John Ogilvie remained in business for 36 years. His abilities as a lawyer had always been acknowledged and ‘by the members of the bar, Mr Ogilvie was very much esteemed.’
It was declared that;
‘His appointment as one of the Sheriff Substitutes in Dundee was regarded with great satisfaction and in that capacity he invariably acted with the utmost discretion.‘
John Ogilvie’s death in 1869 came as a result of having contracted typhus fever. At the time, the youngest of his children was merely 6 years old. In a short period over 1869/70, his wife Anne had endured the loss of her husband, her eldest son, James and a daughter Elizabeth (Bessie).
This man, coming as he did from a respected firm of solicitors, or writers as they were then called could claim a respected profile in the town among his colleagues and associates.
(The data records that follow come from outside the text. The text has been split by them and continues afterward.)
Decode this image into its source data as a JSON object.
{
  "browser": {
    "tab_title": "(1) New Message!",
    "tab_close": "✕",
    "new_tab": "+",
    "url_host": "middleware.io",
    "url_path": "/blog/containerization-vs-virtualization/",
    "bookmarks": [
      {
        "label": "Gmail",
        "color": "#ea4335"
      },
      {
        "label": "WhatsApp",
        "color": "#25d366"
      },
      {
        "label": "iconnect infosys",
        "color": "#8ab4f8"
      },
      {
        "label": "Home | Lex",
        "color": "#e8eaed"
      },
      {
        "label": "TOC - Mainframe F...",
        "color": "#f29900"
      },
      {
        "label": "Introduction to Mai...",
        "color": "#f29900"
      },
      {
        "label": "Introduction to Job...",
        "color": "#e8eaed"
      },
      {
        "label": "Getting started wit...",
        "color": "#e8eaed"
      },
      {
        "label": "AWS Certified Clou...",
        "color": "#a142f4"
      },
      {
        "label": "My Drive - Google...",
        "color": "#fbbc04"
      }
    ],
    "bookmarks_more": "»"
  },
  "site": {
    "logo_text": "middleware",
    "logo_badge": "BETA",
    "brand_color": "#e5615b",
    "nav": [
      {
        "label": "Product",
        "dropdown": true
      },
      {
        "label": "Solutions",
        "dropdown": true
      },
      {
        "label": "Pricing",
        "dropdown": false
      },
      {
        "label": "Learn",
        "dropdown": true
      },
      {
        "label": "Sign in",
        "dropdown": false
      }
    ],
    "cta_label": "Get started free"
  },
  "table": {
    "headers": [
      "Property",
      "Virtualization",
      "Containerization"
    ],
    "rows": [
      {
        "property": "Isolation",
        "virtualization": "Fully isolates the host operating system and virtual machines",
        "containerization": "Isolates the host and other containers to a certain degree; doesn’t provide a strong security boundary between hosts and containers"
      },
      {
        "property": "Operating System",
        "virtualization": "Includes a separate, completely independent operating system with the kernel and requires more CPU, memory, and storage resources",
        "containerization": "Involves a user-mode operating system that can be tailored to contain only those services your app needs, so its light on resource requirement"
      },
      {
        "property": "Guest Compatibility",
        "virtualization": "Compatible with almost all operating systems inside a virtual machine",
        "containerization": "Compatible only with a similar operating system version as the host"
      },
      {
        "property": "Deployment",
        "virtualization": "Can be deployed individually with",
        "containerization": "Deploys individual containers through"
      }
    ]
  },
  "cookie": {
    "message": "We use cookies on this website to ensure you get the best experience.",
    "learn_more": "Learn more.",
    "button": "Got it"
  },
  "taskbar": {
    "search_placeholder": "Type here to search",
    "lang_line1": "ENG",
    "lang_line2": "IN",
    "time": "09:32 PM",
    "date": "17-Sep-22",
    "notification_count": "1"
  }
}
As a family man in a Victorian age, his second youngest daughter, Mary, reported;
‘Coming after so many brothers and sisters I did not know my father very well. He used to play with me sometimes, and had a wonderful trick of making half-a-crown go through the table, (of course it went through for I heard it fall into the cup below!) but I should have welcomed more tokens of affection. Children should grow up lapped in love.’
A wistful note which could never grow fonder as her father, John Ogilvie, died while she was 10 years old.
- Old Parish Registers. Dundee. Births. (1810). 282/ 90 441. ScotlandsPeople website.
- Old Parish Registers. Dundee. Marriages. (1840). 282/ 220 431. ScotlandsPeople website.
- Scottish Post Office Directories. Dundee, 1850. p.141. National Library of Scotland website.
- Census Returns. Dundee. (1851). 282/2 8/ 48. ScotlandsPeople website.
- Scottish Post Office Directories. Dundee, 1861-62. p.189. National Library of Scotland website.
- Statutory Registers. Dundee. Deaths. (1869). 282/1 467. ScotlandsPeople website.
- Dundee Courier. 10 November 1869. p.2. British Newspaper Qechive website.
- Dundee Courier. 29 June 1867. p.2. British Newspaper Archive website.
- Scottish Post Office Directories. Dundee, 1867-68. p.177. National Library of Scotland website.
- Scottish Post Office Directories. Dundee, 1864-65. p.168. National Library of Scotland website.
- Ogilvie, Mary I. A Scottish Childhood, And What Happened After. (1952). Oxford. George Ronald. pp.2 and 22.